Surat Al-Kahfi (Gua) adalah salah satu surat yang sangat dianjurkan untuk dibaca, terutama pada hari Jumat, karena mengandung empat kisah besar yang menjadi pelajaran fundamental bagi umat Islam dalam menghadapi fitnah dunia. Salah satu momen paling krusial dalam surat ini adalah dialog dan perjalanan penuh misteri antara Nabi Musa AS dan hamba Allah yang saleh, Khidir AS.
Inti dari pelajaran ini terletak pada pemahaman bahwa ilmu manusia terbatas, dan terdapat rahasia Ilahi yang hanya bisa diungkap melalui hikmah yang lebih tinggi. Ayat 74 menjadi titik balik penting setelah peristiwa pertama yang mengejutkan Musa, yaitu ketika Khidir menenggelamkan perahu nelayan yang membawa mereka.
Ayat 74 mengawali babak kedua dari petualangan penuh hikmah ini. Setelah Musa terkejut dengan tindakan Khidir menenggelamkan perahu (sebuah tindakan yang secara zahir terlihat sebagai kezaliman), mereka melanjutkan perjalanan. Rasa lapar dan dahaga mendorong mereka mencari tempat berlindung di sebuah desa.
Permintaan perlakuan yang sederhana—meminta jamuan makan—ditolak mentah-mentah oleh penduduk desa tersebut. Sikap penduduk ini menunjukkan sifat kikir dan kurangnya keramahan. Nabi Musa, yang memiliki sifat kenabian yang cenderung menyukai keadilan yang tampak (sesuai syariat yang ia pahami), mungkin merasa kecewa atau kasihan atas perlakuan penduduk desa itu.

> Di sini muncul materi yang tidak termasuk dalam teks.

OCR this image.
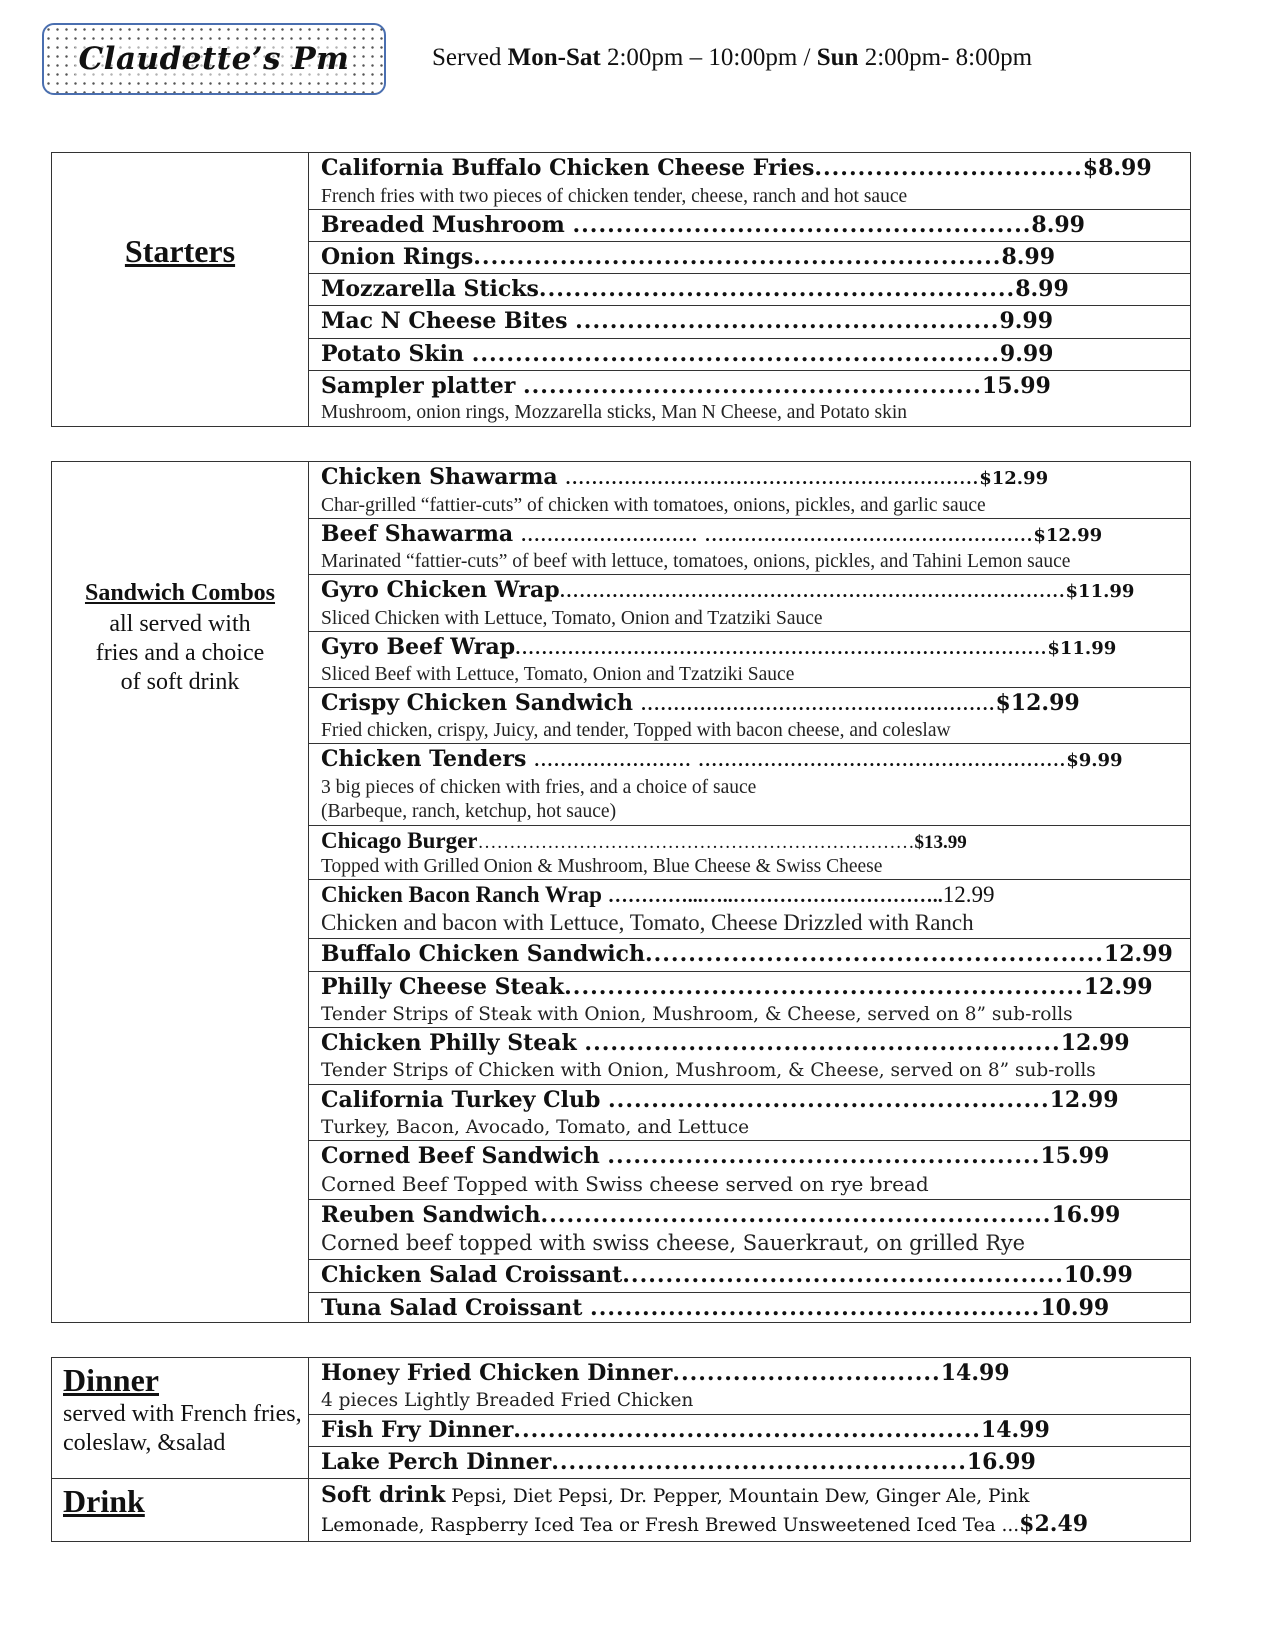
Claudette’s Pm	Served Mon-Sat 2:00pm – 10:00pm / Sun 2:00pm- 8:00pm
Starters
California Buffalo Chicken Cheese Fries...............................$8.99
French fries with two pieces of chicken tender, cheese, ranch and hot sauce
Breaded Mushroom .....................................................8.99
Onion Rings.............................................................8.99
Mozzarella Sticks.......................................................8.99
Mac N Cheese Bites .................................................9.99
Potato Skin .............................................................9.99
Sampler platter .....................................................15.99
Mushroom, onion rings, Mozzarella sticks, Man N Cheese, and Potato skin
Sandwich Combos
all served with fries and a choice of soft drink
Chicken Shawarma ...............................................................$12.99
Char-grilled “fattier-cuts” of chicken with tomatoes, onions, pickles, and garlic sauce
Beef Shawarma ........................... ..................................................$12.99
Marinated “fattier-cuts” of beef with lettuce, tomatoes, onions, pickles, and Tahini Lemon sauce
Gyro Chicken Wrap.............................................................................$11.99
Sliced Chicken with Lettuce, Tomato, Onion and Tzatziki Sauce
Gyro Beef Wrap.................................................................................$11.99
Sliced Beef with Lettuce, Tomato, Onion and Tzatziki Sauce
Crispy Chicken Sandwich ......................................................$12.99
Fried chicken, crispy, Juicy, and tender, Topped with bacon cheese, and coleslaw
Chicken Tenders ........................ ........................................................$9.99
3 big pieces of chicken with fries, and a choice of sauce
(Barbeque, ranch, ketchup, hot sauce)
Chicago Burger……………………………………………………………$13.99
Topped with Grilled Onion & Mushroom, Blue Cheese & Swiss Cheese
Chicken Bacon Ranch Wrap …………...…..…………………………..12.99
Chicken and bacon with Lettuce, Tomato, Cheese Drizzled with Ranch
Buffalo Chicken Sandwich.....................................................12.99
Philly Cheese Steak............................................................12.99
Tender Strips of Steak with Onion, Mushroom, & Cheese, served on 8” sub-rolls
Chicken Philly Steak .......................................................12.99
Tender Strips of Chicken with Onion, Mushroom, & Cheese, served on 8” sub-rolls
California Turkey Club ...................................................12.99
Turkey, Bacon, Avocado, Tomato, and Lettuce
Corned Beef Sandwich ..................................................15.99
Corned Beef Topped with Swiss cheese served on rye bread
Reuben Sandwich...........................................................16.99
Corned beef topped with swiss cheese, Sauerkraut, on grilled Rye
Chicken Salad Croissant...................................................10.99
Tuna Salad Croissant ....................................................10.99
Dinner
served with French fries, coleslaw, &salad
Honey Fried Chicken Dinner...............................14.99
4 pieces Lightly Breaded Fried Chicken
Fish Fry Dinner......................................................14.99
Lake Perch Dinner................................................16.99
Drink	Soft drink Pepsi, Diet Pepsi, Dr. Pepper, Mountain Dew, Ginger Ale, Pink
Lemonade, Raspberry Iced Tea or Fresh Brewed Unsweetened Iced Tea ...$2.49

Namun, Khidir, dengan ilmu ladunni (ilmu langsung dari Allah), menunjukkan tindakan yang sama sekali tidak terduga. Di tengah penolakan tersebut, ia melihat sebuah dinding yang hampir roboh. Tindakan Khidir selanjutnya adalah memperbaiki dinding tersebut, membuatnya tegak kembali. Ini dilakukan tanpa diminta bayaran.
Reaksi Nabi Musa sangat manusiawi. Ia bergumam kepada Khidir, "Jikalau engkau mau, tentulah engkau dapat meminta upah untuk itu." Keluhan Musa didasari oleh logika pragmatis: mereka membutuhkan makanan dan perlindungan, dan memperbaiki sesuatu adalah pekerjaan yang pantas mendapatkan imbalan. Jika Khidir mampu melakukan pekerjaan fisik yang sulit (membangun kembali dinding yang rapuh), pastilah meminta imbalan sepadan adalah hal yang wajar.

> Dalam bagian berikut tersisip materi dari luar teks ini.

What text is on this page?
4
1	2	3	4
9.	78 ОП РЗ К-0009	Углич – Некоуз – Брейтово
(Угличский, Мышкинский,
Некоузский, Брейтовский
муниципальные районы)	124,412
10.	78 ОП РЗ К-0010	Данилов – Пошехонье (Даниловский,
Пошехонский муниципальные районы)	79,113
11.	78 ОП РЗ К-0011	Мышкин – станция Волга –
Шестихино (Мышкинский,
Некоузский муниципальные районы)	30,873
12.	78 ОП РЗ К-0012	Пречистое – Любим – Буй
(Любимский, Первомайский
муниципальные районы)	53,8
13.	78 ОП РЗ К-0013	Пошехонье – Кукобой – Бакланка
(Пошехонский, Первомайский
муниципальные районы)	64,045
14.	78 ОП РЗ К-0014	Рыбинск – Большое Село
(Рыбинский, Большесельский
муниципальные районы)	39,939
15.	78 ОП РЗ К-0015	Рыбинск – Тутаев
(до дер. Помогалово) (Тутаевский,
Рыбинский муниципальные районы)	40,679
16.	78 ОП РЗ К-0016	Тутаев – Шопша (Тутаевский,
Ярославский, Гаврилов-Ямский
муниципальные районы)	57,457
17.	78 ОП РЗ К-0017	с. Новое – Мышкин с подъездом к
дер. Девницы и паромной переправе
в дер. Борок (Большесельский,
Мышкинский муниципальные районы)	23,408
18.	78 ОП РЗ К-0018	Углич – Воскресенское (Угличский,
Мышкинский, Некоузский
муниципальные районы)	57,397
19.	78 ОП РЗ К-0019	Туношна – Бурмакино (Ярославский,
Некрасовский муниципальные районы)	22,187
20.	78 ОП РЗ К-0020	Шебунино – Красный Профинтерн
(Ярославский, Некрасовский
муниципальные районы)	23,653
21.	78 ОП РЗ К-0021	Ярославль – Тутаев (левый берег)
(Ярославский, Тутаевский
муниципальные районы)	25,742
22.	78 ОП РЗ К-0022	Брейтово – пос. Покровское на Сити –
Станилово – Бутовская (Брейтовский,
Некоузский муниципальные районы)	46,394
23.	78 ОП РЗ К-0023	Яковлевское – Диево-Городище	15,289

Inti dari teguran Musa ini adalah kesalahpahaman mendasar mengenai tujuan Khidir. Khidir tidak bertindak berdasarkan keuntungan duniawi atau mencari pujian. Tindakannya semata-mata karena perintah dan pengetahuan yang ia miliki. Perkataan Musa ini menjadi penanda bahwa kesabarannya mulai teruji. Perjalanan ini dirancang untuk mengikis ketergantungan Musa pada pemahaman inderawi semata dan membawanya kepada level pengetahuan yang lebih dalam, di mana kebaikan sejati tidak selalu terlihat dalam bentuk imbalan materi.

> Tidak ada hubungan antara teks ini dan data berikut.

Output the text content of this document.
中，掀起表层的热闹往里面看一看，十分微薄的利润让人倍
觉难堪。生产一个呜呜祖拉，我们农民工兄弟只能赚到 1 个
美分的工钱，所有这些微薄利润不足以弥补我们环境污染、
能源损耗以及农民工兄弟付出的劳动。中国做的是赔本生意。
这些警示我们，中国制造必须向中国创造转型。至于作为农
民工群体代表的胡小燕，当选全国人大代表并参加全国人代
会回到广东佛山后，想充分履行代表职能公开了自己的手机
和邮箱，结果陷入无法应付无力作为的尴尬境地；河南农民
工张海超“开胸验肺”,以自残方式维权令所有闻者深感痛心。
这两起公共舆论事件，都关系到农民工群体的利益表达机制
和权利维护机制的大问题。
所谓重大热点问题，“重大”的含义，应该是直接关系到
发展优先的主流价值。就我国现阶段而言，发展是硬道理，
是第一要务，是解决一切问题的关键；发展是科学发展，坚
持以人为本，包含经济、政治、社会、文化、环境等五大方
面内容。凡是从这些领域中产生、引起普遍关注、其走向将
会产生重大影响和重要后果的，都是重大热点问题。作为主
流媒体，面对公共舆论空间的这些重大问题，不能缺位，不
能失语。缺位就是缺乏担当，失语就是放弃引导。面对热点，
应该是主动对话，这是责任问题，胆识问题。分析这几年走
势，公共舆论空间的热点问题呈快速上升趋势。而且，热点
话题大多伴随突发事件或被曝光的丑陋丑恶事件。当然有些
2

Kisah di Al-Kahfi ayat 74 dan ayat-ayat selanjutnya mengajarkan kita tentang pentingnya melihat melampaui permukaan peristiwa. Sikap penduduk desa yang menolak menjamu mereka rupanya mengandung hikmah tersembunyi, sama seperti tindakan Khidir memperbaiki dinding. Ayat ini menekankan bahwa ilmu Allah seringkali melibatkan tindakan yang tampak kontradiktif dengan logika umum manusia. Bagi kita yang hidup di zaman yang serba cepat dan serba meminta imbalan, ayat ini adalah pengingat kuat untuk berbuat baik tanpa mengharapkan balasan langsung, karena balasan sejati datang dari sumber yang tidak terduga.
Perjalanan Musa dan Khidir adalah metafora abadi tentang pencarian kebenaran. Ketika kita merasa telah memahami segalanya, selalu ada tingkatan ilmu yang lebih tinggi, yang diajarkan oleh mereka yang telah Allah karuniai dengan kebijaksanaan khusus. Ayat 74 menegaskan bahwa terkadang, kebaikan sejati hadir dalam situasi penolakan dan kesulitan, yang kemudian dibalas dengan tindakan perbaikan tanpa pamrih.